Hawaii Part III - Being There

Before I flog that metaphor to death, I should say that Hawaii wasn't paradise. It's a conflicted place filled with a wide array of people who have some ownership of the place but can't entirely agree on what it should become. But it wrapped us in its arms and welcomed us and there was something.

What was that magic?

Was it any different than what others feel when they come here? Maybe it was as simple as experiencing something new in a place we've never been. We've never thought of ourselves as typical tourists, I suppose nobody does. People come here with nothing but a plane ticket or reservations to to the finest resort the world has seen. Does that change anything? Just because you arrive on a cruise ship or spend your evenings at a five star resort doesn't mean your experience of a place is any better or any worse than ours. When Carolyn and I traveled together in the past, we tried to avoid the "tourist experience" unless that was the only way to experience something (I'm looking at you Vatican!). This trip we parked ourselves in the most touristy part of the island, complete with a horrifying America-themed cruise ship straight from a John Ashcroft fever dream blocking the horizon.

There's a 1979 Firebird out there that wants its paint job back.

And you know what? It was fine. It was where we wanted to be. Most of the people shuttling on and off the cruise ship were not much different from us.  I've never been swimming in an actual ocean. We've never been in a kayak together. We knew almost nothing of Hawaiian culture. We were pale. We were overdressed. Locals knew who we were and it was fine. We got to let go of all the performance anxiety of pretending to be something other than what we were; tourists.

Giving up on blending in made it easier for us to ask dumb questions about history and pronunciation. Giving up on the bucket list of destinations let us slow down to go see petroglyphs at the bottom of the Chain of Craters Road instead of flowing lava in the national park.
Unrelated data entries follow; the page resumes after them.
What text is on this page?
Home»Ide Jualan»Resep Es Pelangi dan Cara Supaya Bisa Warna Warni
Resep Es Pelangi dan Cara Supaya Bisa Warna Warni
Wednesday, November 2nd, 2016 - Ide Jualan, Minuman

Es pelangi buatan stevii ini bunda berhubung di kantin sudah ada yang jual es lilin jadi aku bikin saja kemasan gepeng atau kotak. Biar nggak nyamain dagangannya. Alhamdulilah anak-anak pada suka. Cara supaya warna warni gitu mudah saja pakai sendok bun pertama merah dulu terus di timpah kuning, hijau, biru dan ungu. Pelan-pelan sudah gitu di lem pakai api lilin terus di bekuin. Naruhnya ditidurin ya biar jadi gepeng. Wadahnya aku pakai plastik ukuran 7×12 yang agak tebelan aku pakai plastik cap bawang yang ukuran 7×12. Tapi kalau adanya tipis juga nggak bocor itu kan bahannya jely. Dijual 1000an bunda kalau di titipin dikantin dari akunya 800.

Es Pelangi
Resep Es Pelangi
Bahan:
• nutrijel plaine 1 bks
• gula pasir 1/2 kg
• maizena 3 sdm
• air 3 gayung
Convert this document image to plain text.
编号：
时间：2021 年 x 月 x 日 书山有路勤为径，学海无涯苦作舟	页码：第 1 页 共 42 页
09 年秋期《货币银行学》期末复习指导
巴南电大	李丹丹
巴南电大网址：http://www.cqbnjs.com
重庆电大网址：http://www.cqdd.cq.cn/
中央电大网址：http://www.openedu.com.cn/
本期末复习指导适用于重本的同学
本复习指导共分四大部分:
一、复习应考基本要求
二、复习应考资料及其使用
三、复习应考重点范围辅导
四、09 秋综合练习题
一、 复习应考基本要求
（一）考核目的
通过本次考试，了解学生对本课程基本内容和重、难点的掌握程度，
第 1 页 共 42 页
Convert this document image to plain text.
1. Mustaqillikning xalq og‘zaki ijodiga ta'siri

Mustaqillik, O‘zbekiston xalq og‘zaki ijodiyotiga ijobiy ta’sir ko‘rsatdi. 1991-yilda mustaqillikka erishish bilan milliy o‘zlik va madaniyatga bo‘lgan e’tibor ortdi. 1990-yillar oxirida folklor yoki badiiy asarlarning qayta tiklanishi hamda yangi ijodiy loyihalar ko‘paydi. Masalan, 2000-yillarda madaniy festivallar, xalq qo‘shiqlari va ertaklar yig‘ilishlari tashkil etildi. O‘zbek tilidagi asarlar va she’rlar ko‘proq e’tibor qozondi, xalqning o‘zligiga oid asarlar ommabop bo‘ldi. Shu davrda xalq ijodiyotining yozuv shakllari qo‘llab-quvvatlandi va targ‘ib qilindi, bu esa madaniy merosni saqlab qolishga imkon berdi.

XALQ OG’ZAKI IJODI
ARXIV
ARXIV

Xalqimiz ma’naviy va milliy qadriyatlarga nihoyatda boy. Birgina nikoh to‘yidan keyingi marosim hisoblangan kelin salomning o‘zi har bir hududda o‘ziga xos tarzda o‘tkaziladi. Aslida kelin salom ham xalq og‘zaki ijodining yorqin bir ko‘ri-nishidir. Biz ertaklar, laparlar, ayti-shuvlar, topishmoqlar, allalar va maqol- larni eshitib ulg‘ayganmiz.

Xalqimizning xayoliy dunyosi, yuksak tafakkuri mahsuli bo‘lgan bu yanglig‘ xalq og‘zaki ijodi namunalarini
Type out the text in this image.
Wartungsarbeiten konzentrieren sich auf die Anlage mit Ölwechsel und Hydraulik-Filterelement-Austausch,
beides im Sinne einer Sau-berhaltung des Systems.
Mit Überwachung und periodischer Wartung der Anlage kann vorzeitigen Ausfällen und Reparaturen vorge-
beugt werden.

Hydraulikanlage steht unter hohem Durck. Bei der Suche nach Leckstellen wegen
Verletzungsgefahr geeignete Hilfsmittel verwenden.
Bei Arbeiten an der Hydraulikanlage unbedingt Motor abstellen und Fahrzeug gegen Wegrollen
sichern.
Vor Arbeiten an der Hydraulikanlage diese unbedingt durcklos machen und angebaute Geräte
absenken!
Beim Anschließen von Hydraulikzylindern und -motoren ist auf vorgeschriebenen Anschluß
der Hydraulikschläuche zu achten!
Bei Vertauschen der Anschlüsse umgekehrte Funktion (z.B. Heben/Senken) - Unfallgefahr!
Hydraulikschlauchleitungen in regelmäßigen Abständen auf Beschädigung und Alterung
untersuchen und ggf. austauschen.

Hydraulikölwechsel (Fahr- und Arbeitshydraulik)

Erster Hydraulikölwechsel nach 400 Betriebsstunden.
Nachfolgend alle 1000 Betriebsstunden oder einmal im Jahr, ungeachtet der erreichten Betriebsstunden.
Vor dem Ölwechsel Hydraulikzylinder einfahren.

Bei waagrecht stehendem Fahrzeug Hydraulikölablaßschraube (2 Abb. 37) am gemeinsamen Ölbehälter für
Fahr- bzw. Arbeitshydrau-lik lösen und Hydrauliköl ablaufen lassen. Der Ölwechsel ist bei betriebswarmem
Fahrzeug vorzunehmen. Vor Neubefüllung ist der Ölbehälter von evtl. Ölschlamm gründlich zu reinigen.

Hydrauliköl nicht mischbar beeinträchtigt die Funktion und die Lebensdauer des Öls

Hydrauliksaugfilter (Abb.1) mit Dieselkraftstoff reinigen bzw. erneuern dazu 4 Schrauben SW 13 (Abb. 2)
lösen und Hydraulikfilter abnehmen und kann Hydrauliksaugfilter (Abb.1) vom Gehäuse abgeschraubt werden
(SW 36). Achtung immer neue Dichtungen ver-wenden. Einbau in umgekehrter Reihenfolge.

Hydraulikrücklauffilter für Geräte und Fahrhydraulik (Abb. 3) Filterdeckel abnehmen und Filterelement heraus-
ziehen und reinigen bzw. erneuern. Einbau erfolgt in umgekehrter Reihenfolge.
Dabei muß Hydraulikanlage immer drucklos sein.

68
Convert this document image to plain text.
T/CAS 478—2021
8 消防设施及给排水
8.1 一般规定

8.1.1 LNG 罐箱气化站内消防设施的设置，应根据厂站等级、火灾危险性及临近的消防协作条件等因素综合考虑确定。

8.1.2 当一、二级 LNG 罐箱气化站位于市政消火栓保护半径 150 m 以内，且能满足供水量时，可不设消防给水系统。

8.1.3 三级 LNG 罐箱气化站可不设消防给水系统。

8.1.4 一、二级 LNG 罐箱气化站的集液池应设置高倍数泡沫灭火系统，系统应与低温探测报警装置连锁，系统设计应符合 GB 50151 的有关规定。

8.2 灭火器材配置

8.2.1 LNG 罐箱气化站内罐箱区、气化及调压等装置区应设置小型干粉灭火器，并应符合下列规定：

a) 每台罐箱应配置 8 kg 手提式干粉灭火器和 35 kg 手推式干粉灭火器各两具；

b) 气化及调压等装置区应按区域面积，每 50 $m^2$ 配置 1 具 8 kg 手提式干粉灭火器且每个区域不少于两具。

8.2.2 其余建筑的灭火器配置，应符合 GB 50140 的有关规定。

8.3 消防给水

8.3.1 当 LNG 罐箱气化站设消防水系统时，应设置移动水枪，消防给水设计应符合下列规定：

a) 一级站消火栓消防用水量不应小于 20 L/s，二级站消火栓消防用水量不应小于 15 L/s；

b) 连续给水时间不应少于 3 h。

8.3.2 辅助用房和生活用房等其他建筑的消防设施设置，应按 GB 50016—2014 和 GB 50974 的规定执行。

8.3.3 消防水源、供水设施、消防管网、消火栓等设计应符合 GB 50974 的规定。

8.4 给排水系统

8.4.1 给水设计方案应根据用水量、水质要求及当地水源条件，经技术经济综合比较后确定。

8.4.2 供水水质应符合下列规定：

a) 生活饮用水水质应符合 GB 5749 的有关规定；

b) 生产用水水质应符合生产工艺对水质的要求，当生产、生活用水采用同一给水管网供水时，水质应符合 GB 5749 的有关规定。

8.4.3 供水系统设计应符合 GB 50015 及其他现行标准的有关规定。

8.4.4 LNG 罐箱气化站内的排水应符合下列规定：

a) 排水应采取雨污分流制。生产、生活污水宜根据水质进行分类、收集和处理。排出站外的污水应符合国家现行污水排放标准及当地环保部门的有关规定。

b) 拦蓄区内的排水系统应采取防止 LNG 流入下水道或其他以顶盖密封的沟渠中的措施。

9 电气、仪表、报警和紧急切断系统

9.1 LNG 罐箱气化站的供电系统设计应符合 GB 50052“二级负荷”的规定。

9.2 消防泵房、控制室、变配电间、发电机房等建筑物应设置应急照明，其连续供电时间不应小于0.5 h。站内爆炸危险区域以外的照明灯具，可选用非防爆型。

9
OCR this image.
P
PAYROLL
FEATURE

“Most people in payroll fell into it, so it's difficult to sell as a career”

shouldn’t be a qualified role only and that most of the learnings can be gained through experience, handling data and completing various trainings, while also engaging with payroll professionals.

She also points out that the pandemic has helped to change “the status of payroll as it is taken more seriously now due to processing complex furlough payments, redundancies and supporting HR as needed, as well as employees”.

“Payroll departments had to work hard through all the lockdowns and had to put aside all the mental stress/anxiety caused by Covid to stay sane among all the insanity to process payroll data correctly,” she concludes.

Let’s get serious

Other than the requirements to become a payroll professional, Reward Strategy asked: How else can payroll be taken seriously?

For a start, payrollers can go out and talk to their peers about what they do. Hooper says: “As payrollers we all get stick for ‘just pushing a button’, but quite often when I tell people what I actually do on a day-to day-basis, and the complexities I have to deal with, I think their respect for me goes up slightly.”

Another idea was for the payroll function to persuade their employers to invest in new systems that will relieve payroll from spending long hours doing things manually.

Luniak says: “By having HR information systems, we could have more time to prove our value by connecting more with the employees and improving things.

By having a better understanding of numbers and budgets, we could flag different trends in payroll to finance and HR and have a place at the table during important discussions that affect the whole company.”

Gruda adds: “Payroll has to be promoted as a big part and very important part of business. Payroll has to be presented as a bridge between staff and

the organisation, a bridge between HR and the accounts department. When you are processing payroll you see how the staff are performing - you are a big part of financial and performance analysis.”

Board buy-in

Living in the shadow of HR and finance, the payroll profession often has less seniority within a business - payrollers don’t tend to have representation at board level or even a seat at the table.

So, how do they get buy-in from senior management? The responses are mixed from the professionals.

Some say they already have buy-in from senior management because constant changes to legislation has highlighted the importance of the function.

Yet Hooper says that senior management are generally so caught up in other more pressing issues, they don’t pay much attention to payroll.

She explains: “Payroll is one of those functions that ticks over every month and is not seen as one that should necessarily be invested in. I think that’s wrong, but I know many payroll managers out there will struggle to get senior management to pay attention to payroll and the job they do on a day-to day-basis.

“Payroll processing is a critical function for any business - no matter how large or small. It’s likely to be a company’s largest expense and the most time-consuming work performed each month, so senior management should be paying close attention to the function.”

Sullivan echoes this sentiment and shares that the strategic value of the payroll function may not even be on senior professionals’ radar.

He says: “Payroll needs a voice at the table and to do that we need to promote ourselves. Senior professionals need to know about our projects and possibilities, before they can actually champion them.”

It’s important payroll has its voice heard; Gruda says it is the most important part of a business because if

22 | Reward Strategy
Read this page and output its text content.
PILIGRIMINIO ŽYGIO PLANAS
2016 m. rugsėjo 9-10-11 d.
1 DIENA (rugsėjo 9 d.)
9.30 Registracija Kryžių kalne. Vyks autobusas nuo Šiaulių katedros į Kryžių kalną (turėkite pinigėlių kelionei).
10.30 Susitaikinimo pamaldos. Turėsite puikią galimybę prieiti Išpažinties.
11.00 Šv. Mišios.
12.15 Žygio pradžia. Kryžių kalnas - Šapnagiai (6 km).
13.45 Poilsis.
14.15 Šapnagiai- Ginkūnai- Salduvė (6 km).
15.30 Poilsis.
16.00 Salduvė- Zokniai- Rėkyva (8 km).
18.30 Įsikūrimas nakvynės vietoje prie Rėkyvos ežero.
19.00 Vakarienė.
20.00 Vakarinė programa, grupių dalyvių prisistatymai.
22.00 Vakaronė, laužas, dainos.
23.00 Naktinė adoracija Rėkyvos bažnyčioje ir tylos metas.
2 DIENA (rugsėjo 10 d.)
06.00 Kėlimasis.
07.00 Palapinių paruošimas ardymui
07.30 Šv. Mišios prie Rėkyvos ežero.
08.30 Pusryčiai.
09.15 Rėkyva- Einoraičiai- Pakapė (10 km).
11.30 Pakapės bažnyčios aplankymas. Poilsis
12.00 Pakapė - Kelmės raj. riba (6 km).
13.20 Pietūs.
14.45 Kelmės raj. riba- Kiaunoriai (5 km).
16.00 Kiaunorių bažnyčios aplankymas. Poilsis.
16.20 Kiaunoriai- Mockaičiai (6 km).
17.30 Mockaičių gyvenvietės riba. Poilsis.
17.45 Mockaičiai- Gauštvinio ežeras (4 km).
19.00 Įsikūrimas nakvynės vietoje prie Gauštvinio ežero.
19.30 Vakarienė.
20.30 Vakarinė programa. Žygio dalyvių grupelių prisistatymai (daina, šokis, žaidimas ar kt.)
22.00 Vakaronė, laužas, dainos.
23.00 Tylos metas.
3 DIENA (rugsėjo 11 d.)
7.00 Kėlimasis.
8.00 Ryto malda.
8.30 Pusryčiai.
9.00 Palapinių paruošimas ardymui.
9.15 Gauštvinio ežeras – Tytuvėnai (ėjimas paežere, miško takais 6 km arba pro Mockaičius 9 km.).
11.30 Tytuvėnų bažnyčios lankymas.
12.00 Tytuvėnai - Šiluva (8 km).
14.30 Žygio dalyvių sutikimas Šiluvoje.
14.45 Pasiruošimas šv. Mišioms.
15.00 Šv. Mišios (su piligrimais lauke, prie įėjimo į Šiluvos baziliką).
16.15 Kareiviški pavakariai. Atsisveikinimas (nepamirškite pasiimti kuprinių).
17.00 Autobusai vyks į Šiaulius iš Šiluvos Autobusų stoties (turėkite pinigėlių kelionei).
We saw Pu'ukohola, Kamehameha's temple, built with a 20 mile long line of men handing rocks down from the mountains. Our enthusiasm for what we learned there made us very popular with the docents at Hulihe´e's Palace in Kona, who were so grateful some tourists came in and were genuinely curious about the place, the objects on display there, and what it all meant to modern Hawaiian history which, by the way, is fascinating.

Carolyn thought the most magical thing was my discovering I loved being in the ocean. I really did. The kayaking/snorkeling trip in Kealakekua Bay to the Captain Cook monument started it and it never let go.  If there were people in the ocean, I would be there too. We hiked to the green sand beach near South Point, the southern most point in the United States. The surf was rough but there were a few people in the water body surfing. Carolyn was walking ahead of me, turned around and I had jumped in to join them. She couldn't believe it.
Me, 2nd from the left, getting schooled by the Ocean
Believe me when I tell you, I have never before been standing in the water, turned around and seen water above me with a sense of purpose. 

I don't think I said the word "bicycle" once the entire trip.

As the week went on, Carolyn's allergies went away. We slept better. We drank less. We began to get a handle on pronouncing things.

And on the night of Carolyn's 65th birthday we kayaked out to look at manta rays. And we saw them; 10 feet wide swimming inches from our masks. And yes, there were probably 100 other snorkelers within a hundred yards of us. I don't care. We all loved it.

Carolyn is 65 now. Our world is changing. We can't keep keep up with where we live much longer. It's a beautiful place but the pollen makes Carolyn sick. What I do for a living is going away and I just hope the old Web and I age out of the market at the same time. I might just make it. We are going to lose Carolyn's parents soon. We are talking about what we can do during our "active life expectancy" where we're healthy enough to travel confidently under our own power.

All these things are here now for us to worry about and we are worrying about them, and talking about them, and making the best plans we can.

But for a week, we were someplace else and while we were there, we felt windows open. We felt the real magic, the old magic that carried us up mountains in Nevada decades ago. We have walked this Earth together for 30 years and at the moment we were feeling like we'd done what we set out to do, we found a place where we journeyed as equals, discovering things at the same time. We swam together. We ate poke together. Be bought board shorts together. We have so much more to do! And that, my friends, is magic indeed.